With those starting points, Schoonover sought out other colors that provided just enough—but not too much—contrast between elements, and that maintained the same level of contrast in light and dark versions. The result is a palette of just 16 colors that retain the same relationships even when inverted. “I suppose it’s a little like composing music with only a limited number of notes,” Schoonover says. “There can be something sparse and beautiful about it.”
An Open Source Program Takes Off
Schoonover released Solarized for free in April 2011 on GitHub, a code-hosting platform and collaboration service. He says he never intended to commercialize it. “It would kill something special about it, taint it,” he says. “I believe in open source software, I believe in giving something special to the world that anyone can use.”

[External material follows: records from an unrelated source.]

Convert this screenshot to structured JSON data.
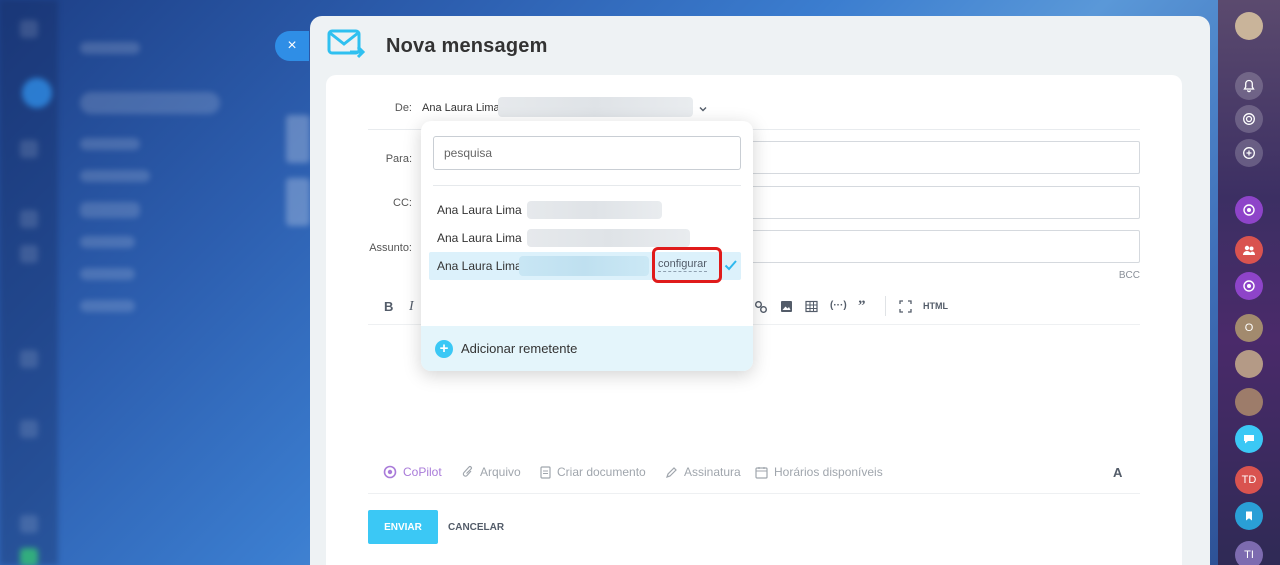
{
  "panel": {
    "title": "Nova mensagem"
  },
  "form": {
    "from_label": "De:",
    "from_value": "Ana Laura Lima",
    "to_label": "Para:",
    "cc_label": "CC:",
    "subject_label": "Assunto:",
    "bcc_label": "BCC"
  },
  "toolbar": {
    "bold": "B",
    "italic": "I",
    "html": "HTML"
  },
  "footer": {
    "copilot": "CoPilot",
    "file": "Arquivo",
    "create_doc": "Criar documento",
    "signature": "Assinatura",
    "available_times": "Horários disponíveis",
    "font": "A"
  },
  "buttons": {
    "send": "ENVIAR",
    "cancel": "CANCELAR"
  },
  "dropdown": {
    "search_placeholder": "pesquisa",
    "items": [
      {
        "name": "Ana Laura Lima"
      },
      {
        "name": "Ana Laura Lima"
      },
      {
        "name": "Ana Laura Lima",
        "selected": true,
        "action": "configurar"
      }
    ],
    "add_sender": "Adicionar remetente"
  },
  "right_rail": {
    "avatar_td": "TD",
    "avatar_ti": "TI",
    "avatar_o": "O"
  },
  "colors": {
    "accent": "#3bc8f5",
    "highlight": "#e01b1b",
    "close_button": "#2f8ee6"
  }
}
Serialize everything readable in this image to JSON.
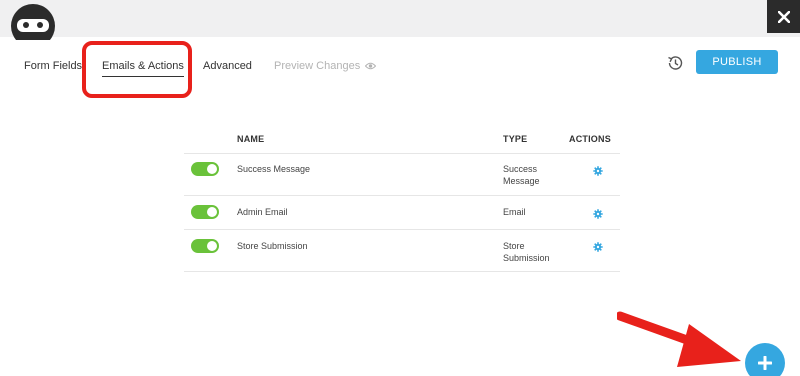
{
  "tabs": {
    "form_fields": "Form Fields",
    "emails_actions": "Emails & Actions",
    "advanced": "Advanced",
    "preview_changes": "Preview Changes"
  },
  "header": {
    "publish_label": "PUBLISH"
  },
  "table": {
    "headers": {
      "name": "NAME",
      "type": "TYPE",
      "actions": "ACTIONS"
    },
    "rows": [
      {
        "enabled": true,
        "name": "Success Message",
        "type_line1": "Success",
        "type_line2": "Message"
      },
      {
        "enabled": true,
        "name": "Admin Email",
        "type_line1": "Email",
        "type_line2": ""
      },
      {
        "enabled": true,
        "name": "Store Submission",
        "type_line1": "Store",
        "type_line2": "Submission"
      }
    ]
  },
  "icons": {
    "close": "close-icon",
    "logo": "ninja-logo-icon",
    "preview": "eye-icon",
    "history": "history-icon",
    "settings": "gear-icon",
    "add": "plus-icon"
  },
  "colors": {
    "accent": "#35a7e0",
    "toggle_on": "#6ac23a",
    "annotation": "#e8211b"
  }
}
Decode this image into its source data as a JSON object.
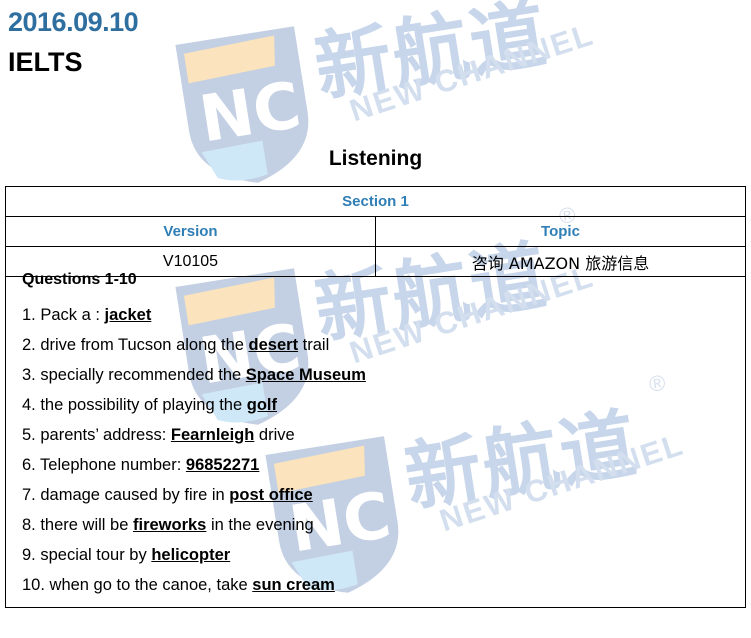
{
  "header": {
    "date": "2016.09.10",
    "subject": "IELTS",
    "date_color": "#2f6fa0"
  },
  "section_title": "Listening",
  "table": {
    "section_label": "Section 1",
    "columns": [
      "Version",
      "Topic"
    ],
    "header_color": "#2f7eb5",
    "rows": [
      {
        "version": "V10105",
        "topic": "咨询 AMAZON 旅游信息"
      }
    ]
  },
  "questions": {
    "heading": "Questions 1-10",
    "items": [
      {
        "num": "1.",
        "pre": " Pack a : ",
        "answer": "jacket",
        "post": ""
      },
      {
        "num": "2.",
        "pre": " drive from Tucson along the ",
        "answer": "desert",
        "post": " trail"
      },
      {
        "num": "3.",
        "pre": " specially recommended the ",
        "answer": "Space Museum",
        "post": ""
      },
      {
        "num": "4.",
        "pre": " the possibility of playing the ",
        "answer": "golf",
        "post": ""
      },
      {
        "num": "5.",
        "pre": " parents’ address: ",
        "answer": "Fearnleigh",
        "post": " drive"
      },
      {
        "num": "6.",
        "pre": " Telephone number: ",
        "answer": "96852271",
        "post": ""
      },
      {
        "num": "7.",
        "pre": " damage caused by fire in ",
        "answer": "post office",
        "post": ""
      },
      {
        "num": "8.",
        "pre": " there will be ",
        "answer": "fireworks",
        "post": " in the evening"
      },
      {
        "num": "9.",
        "pre": " special tour by ",
        "answer": "helicopter",
        "post": ""
      },
      {
        "num": "10.",
        "pre": " when go to the canoe, take ",
        "answer": "sun cream",
        "post": ""
      }
    ]
  },
  "watermark": {
    "cn_text": "新航道",
    "en_text": "NEW CHANNEL",
    "registered_mark": "®",
    "monogram": "NC",
    "color": "#c7d6ea"
  }
}
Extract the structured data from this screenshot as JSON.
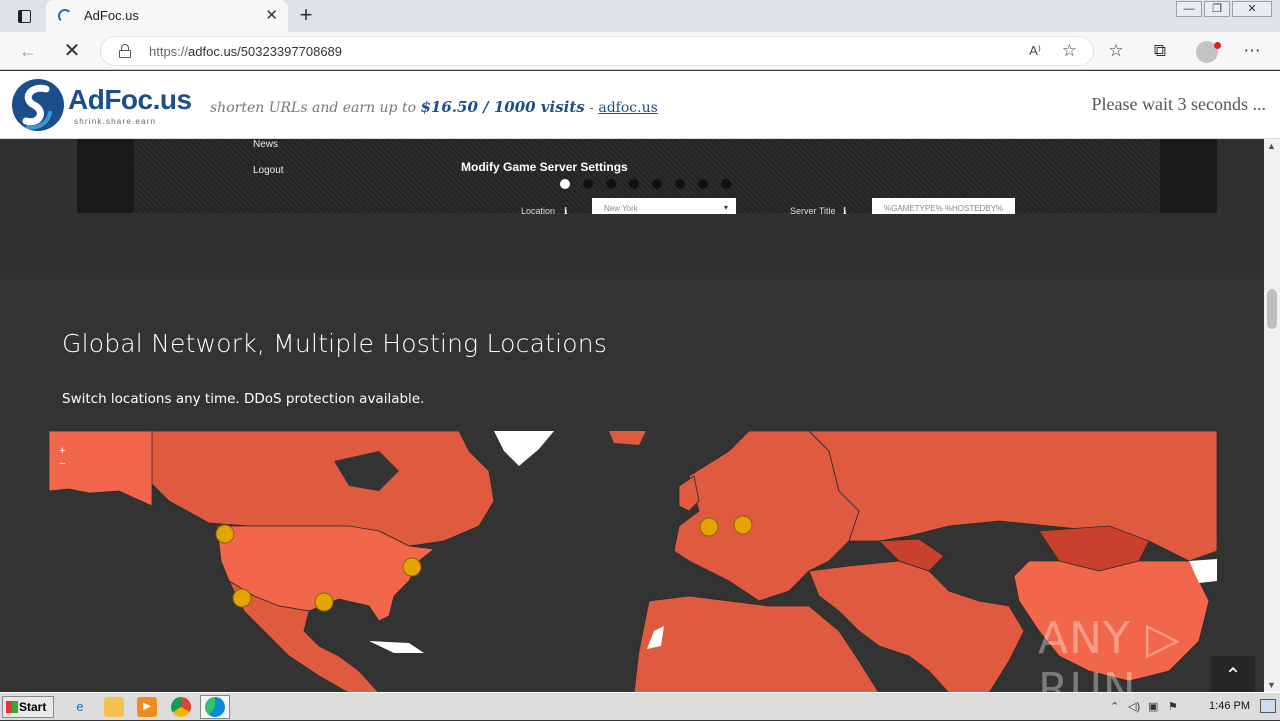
{
  "browser": {
    "tab_title": "AdFoc.us",
    "tab_close": "✕",
    "new_tab": "+",
    "url_prefix": "https://",
    "url_rest": "adfoc.us/50323397708689",
    "read_aloud": "A⁾",
    "minimize": "—",
    "restore": "❐",
    "close": "✕"
  },
  "adbar": {
    "logo_text": "AdFoc.us",
    "logo_tagline": "shrink.share.earn",
    "slogan_prefix": "shorten URLs and earn up to ",
    "slogan_price": "$16.50 / 1000 visits",
    "slogan_sep": " - ",
    "slogan_link": "adfoc.us",
    "wait_message": "Please wait 3 seconds ...",
    "accent_color": "#1a4f8b"
  },
  "hero": {
    "side_links": [
      "News",
      "Logout"
    ],
    "modify_title": "Modify Game Server Settings",
    "location_label": "Location",
    "location_value": "New York",
    "server_title_label": "Server Title",
    "server_title_value": "%GAMETYPE% %HOSTEDBY%",
    "carousel_count": 8,
    "carousel_active": 0
  },
  "section": {
    "title": "Global Network, Multiple Hosting Locations",
    "subtitle": "Switch locations any time. DDoS protection available."
  },
  "map": {
    "zoom_in": "+",
    "zoom_out": "−",
    "land_color": "#e05a40",
    "highlight_color": "#f2674b",
    "marker_color": "#e3a400",
    "markers": [
      "Seattle",
      "Los Angeles",
      "Dallas",
      "New York",
      "Paris",
      "Frankfurt"
    ]
  },
  "watermark": "ANY ▷ RUN",
  "to_top": "⌃",
  "taskbar": {
    "start_label": "Start",
    "clock": "1:46 PM"
  }
}
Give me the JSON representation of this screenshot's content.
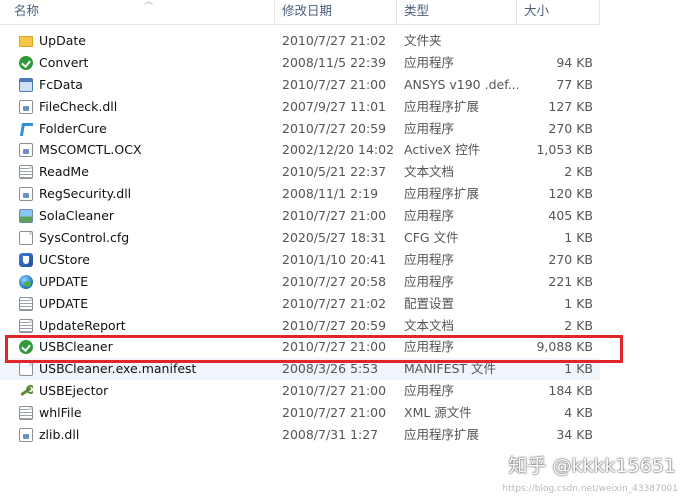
{
  "columns": {
    "name": "名称",
    "modified": "修改日期",
    "type": "类型",
    "size": "大小"
  },
  "files": [
    {
      "name": "UpDate",
      "modified": "2010/7/27 21:02",
      "type": "文件夹",
      "size": "",
      "icon": "folder-icon"
    },
    {
      "name": "Convert",
      "modified": "2008/11/5 22:39",
      "type": "应用程序",
      "size": "94 KB",
      "icon": "green-app-icon"
    },
    {
      "name": "FcData",
      "modified": "2010/7/27 21:00",
      "type": "ANSYS v190 .def...",
      "size": "77 KB",
      "icon": "app-window-icon"
    },
    {
      "name": "FileCheck.dll",
      "modified": "2007/9/27 11:01",
      "type": "应用程序扩展",
      "size": "127 KB",
      "icon": "dll-icon"
    },
    {
      "name": "FolderCure",
      "modified": "2010/7/27 20:59",
      "type": "应用程序",
      "size": "270 KB",
      "icon": "folder-cure-icon"
    },
    {
      "name": "MSCOMCTL.OCX",
      "modified": "2002/12/20 14:02",
      "type": "ActiveX 控件",
      "size": "1,053 KB",
      "icon": "dll-icon"
    },
    {
      "name": "ReadMe",
      "modified": "2010/5/21 22:37",
      "type": "文本文档",
      "size": "2 KB",
      "icon": "text-document-icon"
    },
    {
      "name": "RegSecurity.dll",
      "modified": "2008/11/1 2:19",
      "type": "应用程序扩展",
      "size": "120 KB",
      "icon": "dll-icon"
    },
    {
      "name": "SolaCleaner",
      "modified": "2010/7/27 21:00",
      "type": "应用程序",
      "size": "405 KB",
      "icon": "photo-app-icon"
    },
    {
      "name": "SysControl.cfg",
      "modified": "2020/5/27 18:31",
      "type": "CFG 文件",
      "size": "1 KB",
      "icon": "blank-document-icon"
    },
    {
      "name": "UCStore",
      "modified": "2010/1/10 20:41",
      "type": "应用程序",
      "size": "270 KB",
      "icon": "blue-shield-icon"
    },
    {
      "name": "UPDATE",
      "modified": "2010/7/27 20:58",
      "type": "应用程序",
      "size": "221 KB",
      "icon": "globe-icon"
    },
    {
      "name": "UPDATE",
      "modified": "2010/7/27 21:02",
      "type": "配置设置",
      "size": "1 KB",
      "icon": "settings-document-icon"
    },
    {
      "name": "UpdateReport",
      "modified": "2010/7/27 20:59",
      "type": "文本文档",
      "size": "2 KB",
      "icon": "text-document-icon"
    },
    {
      "name": "USBCleaner",
      "modified": "2010/7/27 21:00",
      "type": "应用程序",
      "size": "9,088 KB",
      "icon": "green-app-icon",
      "highlighted": true
    },
    {
      "name": "USBCleaner.exe.manifest",
      "modified": "2008/3/26 5:53",
      "type": "MANIFEST 文件",
      "size": "1 KB",
      "icon": "blank-document-icon"
    },
    {
      "name": "USBEjector",
      "modified": "2010/7/27 21:00",
      "type": "应用程序",
      "size": "184 KB",
      "icon": "wrench-icon"
    },
    {
      "name": "whlFile",
      "modified": "2010/7/27 21:00",
      "type": "XML 源文件",
      "size": "4 KB",
      "icon": "text-document-icon"
    },
    {
      "name": "zlib.dll",
      "modified": "2008/7/31 1:27",
      "type": "应用程序扩展",
      "size": "34 KB",
      "icon": "dll-icon"
    }
  ],
  "watermark": {
    "text": "知乎 @kkkk15651",
    "url": "https://blog.csdn.net/weixin_43387001"
  },
  "colors": {
    "highlight_border": "#e0262b",
    "header_text": "#4c607a"
  }
}
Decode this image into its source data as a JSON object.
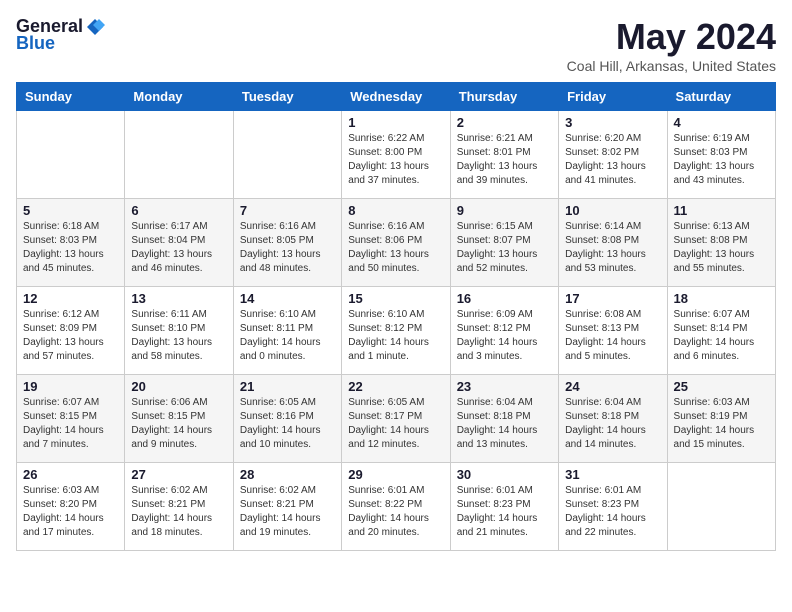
{
  "app": {
    "logo_general": "General",
    "logo_blue": "Blue"
  },
  "header": {
    "month": "May 2024",
    "location": "Coal Hill, Arkansas, United States"
  },
  "weekdays": [
    "Sunday",
    "Monday",
    "Tuesday",
    "Wednesday",
    "Thursday",
    "Friday",
    "Saturday"
  ],
  "weeks": [
    [
      {
        "day": "",
        "info": ""
      },
      {
        "day": "",
        "info": ""
      },
      {
        "day": "",
        "info": ""
      },
      {
        "day": "1",
        "info": "Sunrise: 6:22 AM\nSunset: 8:00 PM\nDaylight: 13 hours\nand 37 minutes."
      },
      {
        "day": "2",
        "info": "Sunrise: 6:21 AM\nSunset: 8:01 PM\nDaylight: 13 hours\nand 39 minutes."
      },
      {
        "day": "3",
        "info": "Sunrise: 6:20 AM\nSunset: 8:02 PM\nDaylight: 13 hours\nand 41 minutes."
      },
      {
        "day": "4",
        "info": "Sunrise: 6:19 AM\nSunset: 8:03 PM\nDaylight: 13 hours\nand 43 minutes."
      }
    ],
    [
      {
        "day": "5",
        "info": "Sunrise: 6:18 AM\nSunset: 8:03 PM\nDaylight: 13 hours\nand 45 minutes."
      },
      {
        "day": "6",
        "info": "Sunrise: 6:17 AM\nSunset: 8:04 PM\nDaylight: 13 hours\nand 46 minutes."
      },
      {
        "day": "7",
        "info": "Sunrise: 6:16 AM\nSunset: 8:05 PM\nDaylight: 13 hours\nand 48 minutes."
      },
      {
        "day": "8",
        "info": "Sunrise: 6:16 AM\nSunset: 8:06 PM\nDaylight: 13 hours\nand 50 minutes."
      },
      {
        "day": "9",
        "info": "Sunrise: 6:15 AM\nSunset: 8:07 PM\nDaylight: 13 hours\nand 52 minutes."
      },
      {
        "day": "10",
        "info": "Sunrise: 6:14 AM\nSunset: 8:08 PM\nDaylight: 13 hours\nand 53 minutes."
      },
      {
        "day": "11",
        "info": "Sunrise: 6:13 AM\nSunset: 8:08 PM\nDaylight: 13 hours\nand 55 minutes."
      }
    ],
    [
      {
        "day": "12",
        "info": "Sunrise: 6:12 AM\nSunset: 8:09 PM\nDaylight: 13 hours\nand 57 minutes."
      },
      {
        "day": "13",
        "info": "Sunrise: 6:11 AM\nSunset: 8:10 PM\nDaylight: 13 hours\nand 58 minutes."
      },
      {
        "day": "14",
        "info": "Sunrise: 6:10 AM\nSunset: 8:11 PM\nDaylight: 14 hours\nand 0 minutes."
      },
      {
        "day": "15",
        "info": "Sunrise: 6:10 AM\nSunset: 8:12 PM\nDaylight: 14 hours\nand 1 minute."
      },
      {
        "day": "16",
        "info": "Sunrise: 6:09 AM\nSunset: 8:12 PM\nDaylight: 14 hours\nand 3 minutes."
      },
      {
        "day": "17",
        "info": "Sunrise: 6:08 AM\nSunset: 8:13 PM\nDaylight: 14 hours\nand 5 minutes."
      },
      {
        "day": "18",
        "info": "Sunrise: 6:07 AM\nSunset: 8:14 PM\nDaylight: 14 hours\nand 6 minutes."
      }
    ],
    [
      {
        "day": "19",
        "info": "Sunrise: 6:07 AM\nSunset: 8:15 PM\nDaylight: 14 hours\nand 7 minutes."
      },
      {
        "day": "20",
        "info": "Sunrise: 6:06 AM\nSunset: 8:15 PM\nDaylight: 14 hours\nand 9 minutes."
      },
      {
        "day": "21",
        "info": "Sunrise: 6:05 AM\nSunset: 8:16 PM\nDaylight: 14 hours\nand 10 minutes."
      },
      {
        "day": "22",
        "info": "Sunrise: 6:05 AM\nSunset: 8:17 PM\nDaylight: 14 hours\nand 12 minutes."
      },
      {
        "day": "23",
        "info": "Sunrise: 6:04 AM\nSunset: 8:18 PM\nDaylight: 14 hours\nand 13 minutes."
      },
      {
        "day": "24",
        "info": "Sunrise: 6:04 AM\nSunset: 8:18 PM\nDaylight: 14 hours\nand 14 minutes."
      },
      {
        "day": "25",
        "info": "Sunrise: 6:03 AM\nSunset: 8:19 PM\nDaylight: 14 hours\nand 15 minutes."
      }
    ],
    [
      {
        "day": "26",
        "info": "Sunrise: 6:03 AM\nSunset: 8:20 PM\nDaylight: 14 hours\nand 17 minutes."
      },
      {
        "day": "27",
        "info": "Sunrise: 6:02 AM\nSunset: 8:21 PM\nDaylight: 14 hours\nand 18 minutes."
      },
      {
        "day": "28",
        "info": "Sunrise: 6:02 AM\nSunset: 8:21 PM\nDaylight: 14 hours\nand 19 minutes."
      },
      {
        "day": "29",
        "info": "Sunrise: 6:01 AM\nSunset: 8:22 PM\nDaylight: 14 hours\nand 20 minutes."
      },
      {
        "day": "30",
        "info": "Sunrise: 6:01 AM\nSunset: 8:23 PM\nDaylight: 14 hours\nand 21 minutes."
      },
      {
        "day": "31",
        "info": "Sunrise: 6:01 AM\nSunset: 8:23 PM\nDaylight: 14 hours\nand 22 minutes."
      },
      {
        "day": "",
        "info": ""
      }
    ]
  ]
}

Although he’d tested the color scheme in a variety of applications, Schoonover initially released themes for only a few tools he used in his own work, like the code editor Vim and the text-based email client Mutt. He announced the release of Solarized on the Vim mailing list; soon after, the project hit the front page of the online community Hacker News. It was an immediate hit with programmers, who soon went to work adapting it to other programming tools beyond those Schoonover initially supported. In 2013, Solarized Dark appeared on the monitors of developers in a Facebook commercial—watch for those dark rectangles on the screens and notice the faintly colored lines that cross them.
Solarized is slowly starting to find its way into applications for non-geeks. Ulysses, a writing application for MacOS, includes Solarized themes as an option. The color scheme was used for many of the graphics in the videogame N++ in 2014. The note-taking app MicroPad even advertises Solarized as a feature on its website. “Solarized Dark for MicroPad is especially useful for late-night studying, which I do more often than I would like to admit,” says MicroPad creator Nick Webster, a computer science student at Victoria University in Wellington, New Zealand.
But it still hasn’t really crossed over to the mainstream as a color scheme for, say, a major web application or software suite. “When Apple introduced dark mode for MacOS, I thought it was cool,” says Bir, the Virginia programmer and artist. “But I wish it was Solarized.”